Ainda que tenha dado origem a diversos outros modelos (o próprio Chrysler 200, Fiat Viaggio na China e o novo sedã Fiat Tipo para Europa, África e América do Sul) e a uma nova mentalidade na Chrysler, o novo Dart nunca foi bom de loja nos EUA, mas chegou a entregar quase 260 mil carros junto com o 200 no último ano. Só que Wrangler (que vai originar uma nova picape) e Cherokee venderam o dobro disso. A aposta é que qualquer novo modelo da Jeep, que completa 75 anos e é a queridinha do grupo, venda mais que isso facilmente. Inclusive no Brasil.

Divulgação
Gostava do Dart tecnológico, que nunca veio ao Brasil? Esqueça, ele será aposentado Imagem: Divulgação

Qual é a do novo Jeep

Segundo colocado entre SUVs compactos em 2015, atrás apenas do também novato Honda HR-V, o Renegade já começa 2016 como utilitário esportivo mais emplacado e quinto carro de passeio mais vendido do país, segundo a Fenebrave: são mais de 4.500 unidades em janeiro, contra menos de 4.000 do HR-V (balanço ainda incompleto). Boas vendas geraram euforia e um anúncio prematuro de apresentação do segundo modelo da marca, a ser fabricado em Goiana (PE). 

Leonardo Felix/UOL
Sem o novo Jeep, nada muito impactante foi mostrado pela marca em Detroit: para o Brasil, apenas versão especial de 75 anos da marca para o Renegade Imagem: Leonardo Felix/UOL
Para 2016, a meta da Jeep é bombar mesmo o Renegade no Brasil, bem como Wrangler e Cherokee nos EUA. Além disso, o novo modelo terá de aguardar pelo lançamento e aquecimento de vendas da picape Fiat Toro, com quem vai dividir instalações e equipamentos.

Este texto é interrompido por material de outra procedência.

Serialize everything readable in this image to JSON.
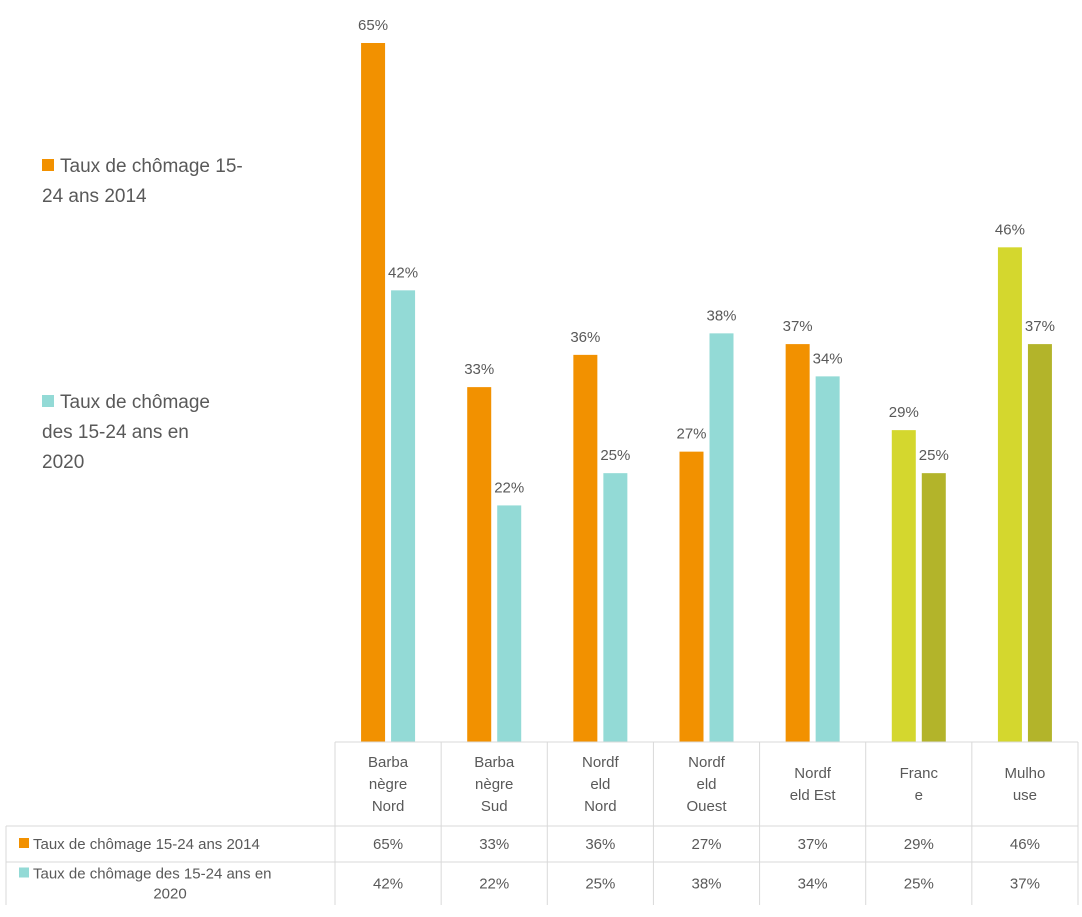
{
  "chart_data": {
    "type": "bar",
    "categories": [
      "Barbanègre Nord",
      "Barbanègre Sud",
      "Nordfeld Nord",
      "Nordfeld Ouest",
      "Nordfeld Est",
      "France",
      "Mulhouse"
    ],
    "category_labels": [
      [
        "Barba",
        "nègre",
        "Nord"
      ],
      [
        "Barba",
        "nègre",
        "Sud"
      ],
      [
        "Nordf",
        "eld",
        "Nord"
      ],
      [
        "Nordf",
        "eld",
        "Ouest"
      ],
      [
        "Nordf",
        "eld Est"
      ],
      [
        "Franc",
        "e"
      ],
      [
        "Mulho",
        "use"
      ]
    ],
    "series": [
      {
        "name": "Taux de chômage 15-24 ans 2014",
        "values": [
          65,
          33,
          36,
          27,
          37,
          29,
          46
        ],
        "labels": [
          "65%",
          "33%",
          "36%",
          "27%",
          "37%",
          "29%",
          "46%"
        ],
        "color": "#F29100",
        "point_colors": [
          "#F29100",
          "#F29100",
          "#F29100",
          "#F29100",
          "#F29100",
          "#D4D72E",
          "#D4D72E"
        ]
      },
      {
        "name": "Taux de chômage des 15-24 ans en 2020",
        "values": [
          42,
          22,
          25,
          38,
          34,
          25,
          37
        ],
        "labels": [
          "42%",
          "22%",
          "25%",
          "38%",
          "34%",
          "25%",
          "37%"
        ],
        "color": "#93DAD6",
        "point_colors": [
          "#93DAD6",
          "#93DAD6",
          "#93DAD6",
          "#93DAD6",
          "#93DAD6",
          "#B3B42A",
          "#B3B42A"
        ]
      }
    ],
    "ylim": [
      0,
      65
    ],
    "legend_position": "left",
    "data_table": true,
    "gridlines": false
  },
  "legend": {
    "items": [
      {
        "label": "Taux de chômage 15-24 ans 2014",
        "lines": [
          "Taux de chômage 15-",
          "24 ans 2014"
        ],
        "color": "#F29100"
      },
      {
        "label": "Taux de chômage des 15-24 ans en 2020",
        "lines": [
          "Taux de chômage",
          "des 15-24 ans en",
          "2020"
        ],
        "color": "#93DAD6"
      }
    ]
  },
  "table": {
    "row_labels": [
      [
        "Taux de chômage 15-24 ans 2014"
      ],
      [
        "Taux de chômage des 15-24 ans en",
        "2020"
      ]
    ]
  }
}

A Toro chega após o Carnaval e vai precisar do primeiro semestre para acelerar no mercado.

Já se sabe que este novo modelo será maior que o Renegade e menor que o Cherokee, tendo muito da mecânica do primeiro (motor a diesel, assim como câmbio automático de nove marchas) e bastante do visual do segundo. Substituto do Compass, poderia manter o nome, mas Patriot parece mais adequado, por ser forte e ainda estar em uso.  

(Em tempo: UOL Carros havia publicado que Patriot era o nome usado pelas duas gerações anteriores do Cherokee nos EUA. Fato é que estas se chamaram Liberty.)

Além disso, será um modelo muito importante para o mercado norte-americano, mais do que é o Renegade: já foi até flagrado embarcando para . Por isso, precisa estrear com força também nos EUA. Daí a mão forte de Marchionne: adiar a apresentação garante que a estratégia de mercado estejam acertadas no norte e no sul da América.